During door-to-door campaigning last summer, Morse, a Democrat, asked Donovan Tracy what he thought was the biggest local challenge.
"I told him whether you are for or against the war, we could all get behind the troops," said Tracy, 28, of Colorado Springs, at Monday's signing.
Tracy, a former mental-health worker, told Morse that veterans and their families deserve access to the best care available. From their extended conversation came Morse's Senate Bill 146, which Maj. Gen. Robert Mixon and others praised.
"The idea was so simple and so awesome," Morse said Monday.
It creates a three-year pilot program in the region to provide vets' families with low-cost mental-health services.
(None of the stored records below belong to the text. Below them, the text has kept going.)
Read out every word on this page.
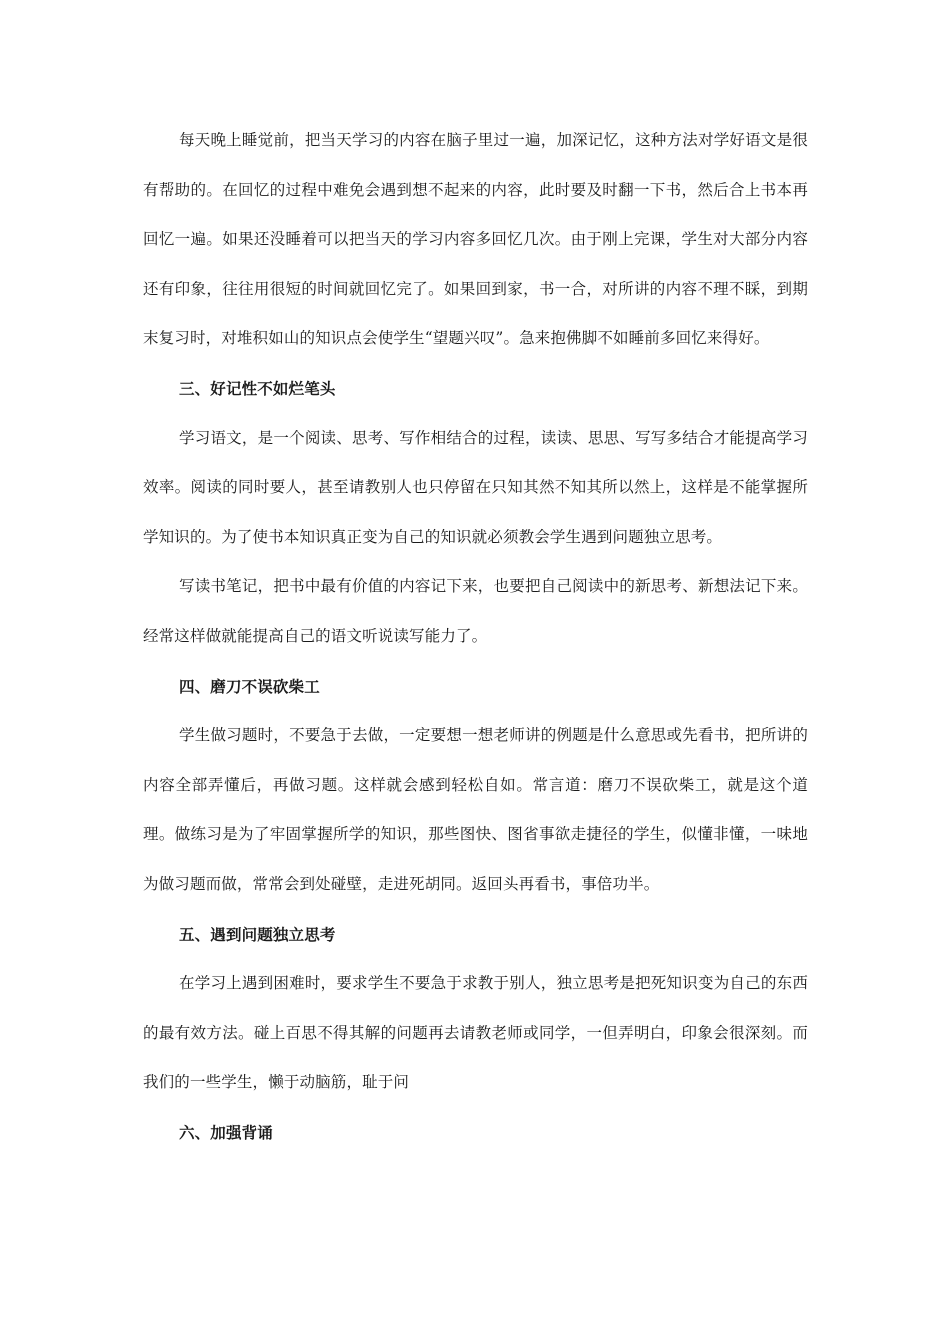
每天晚上睡觉前，把当天学习的内容在脑子里过一遍，加深记忆，这种方法对学好语文是很有帮助的。在回忆的过程中难免会遇到想不起来的内容，此时要及时翻一下书，然后合上书本再回忆一遍。如果还没睡着可以把当天的学习内容多回忆几次。由于刚上完课，学生对大部分内容还有印象，往往用很短的时间就回忆完了。如果回到家，书一合，对所讲的内容不理不睬，到期末复习时，对堆积如山的知识点会使学生“望题兴叹”。急来抱佛脚不如睡前多回忆来得好。

三、好记性不如烂笔头

学习语文，是一个阅读、思考、写作相结合的过程，读读、思思、写写多结合才能提高学习效率。阅读的同时要人，甚至请教别人也只停留在只知其然不知其所以然上，这样是不能掌握所学知识的。为了使书本知识真正变为自己的知识就必须教会学生遇到问题独立思考。

写读书笔记，把书中最有价值的内容记下来，也要把自己阅读中的新思考、新想法记下来。经常这样做就能提高自己的语文听说读写能力了。

四、磨刀不误砍柴工

学生做习题时，不要急于去做，一定要想一想老师讲的例题是什么意思或先看书，把所讲的内容全部弄懂后，再做习题。这样就会感到轻松自如。常言道：磨刀不误砍柴工，就是这个道理。做练习是为了牢固掌握所学的知识，那些图快、图省事欲走捷径的学生，似懂非懂，一味地为做习题而做，常常会到处碰壁，走进死胡同。返回头再看书，事倍功半。

五、遇到问题独立思考

在学习上遇到困难时，要求学生不要急于求教于别人，独立思考是把死知识变为自己的东西的最有效方法。碰上百思不得其解的问题再去请教老师或同学，一但弄明白，印象会很深刻。而我们的一些学生，懒于动脑筋，耻于问

六、加强背诵
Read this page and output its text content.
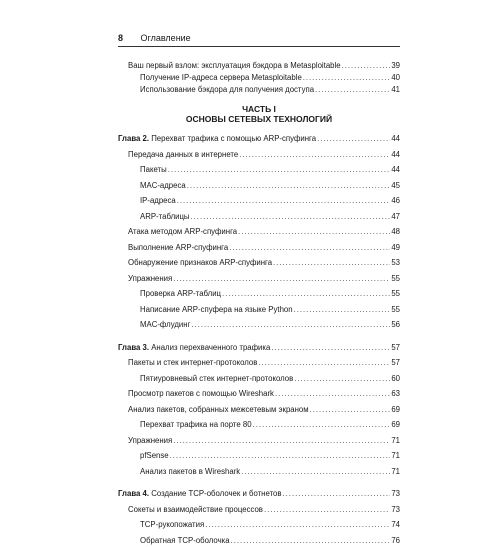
8 Оглавление
ЧАСТЬ I
ОСНОВЫ СЕТЕВЫХ ТЕХНОЛОГИЙ
Ваш первый взлом: эксплуатация бэкдора в Metasploitable . . .	39
Получение IP-адреса сервера Metasploitable . . .	40
Использование бэкдора для получения доступа . . .	41
Глава 2. Перехват трафика с помощью ARP-спуфинга . . .	44
Передача данных в интернете . . .	44
Пакеты . . .	44
MAC-адреса . . .	45
IP-адреса . . .	46
ARP-таблицы . . .	47
Атака методом ARP-спуфинга . . .	48
Выполнение ARP-спуфинга . . .	49
Обнаружение признаков ARP-спуфинга . . .	53
Упражнения . . .	55
Проверка ARP-таблиц . . .	55
Написание ARP-спуфера на языке Python . . .	55
MAC-флудинг . . .	56
Глава 3. Анализ перехваченного трафика . . .	57
Пакеты и стек интернет-протоколов . . .	57
Пятиуровневый стек интернет-протоколов . . .	60
Просмотр пакетов с помощью Wireshark . . .	63
Анализ пакетов, собранных межсетевым экраном . . .	69
Перехват трафика на порте 80 . . .	69
Упражнения . . .	71
pfSense . . .	71
Анализ пакетов в Wireshark . . .	71
Глава 4. Создание TCP-оболочек и ботнетов . . .	73
Сокеты и взаимодействие процессов . . .	73
TCP-рукопожатия . . .	74
Обратная TCP-оболочка . . .	76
Ritter said the bill would "help fill a critical gap" in the state system.
"We'll have to sit down with Sen. Morse and start to pull the specifics together," said Lara Shadwick, vice president of community relations for Pikes Peak Behavioral Health Group.
Ritter signed three other bills, including one making it easier for families to qualify for the Military Family Relief Program, which provides state assistance when troops are deployed to war.
Another bill, by Rep. Michael Merrifield, D-Manitou Springs, creates a "second count day" of student enrollment for school districts grappling with Fort Carson's growth. A bill by Rep. Larry Liston, R-Colorado Springs, creates special license plates for Air Force veterans.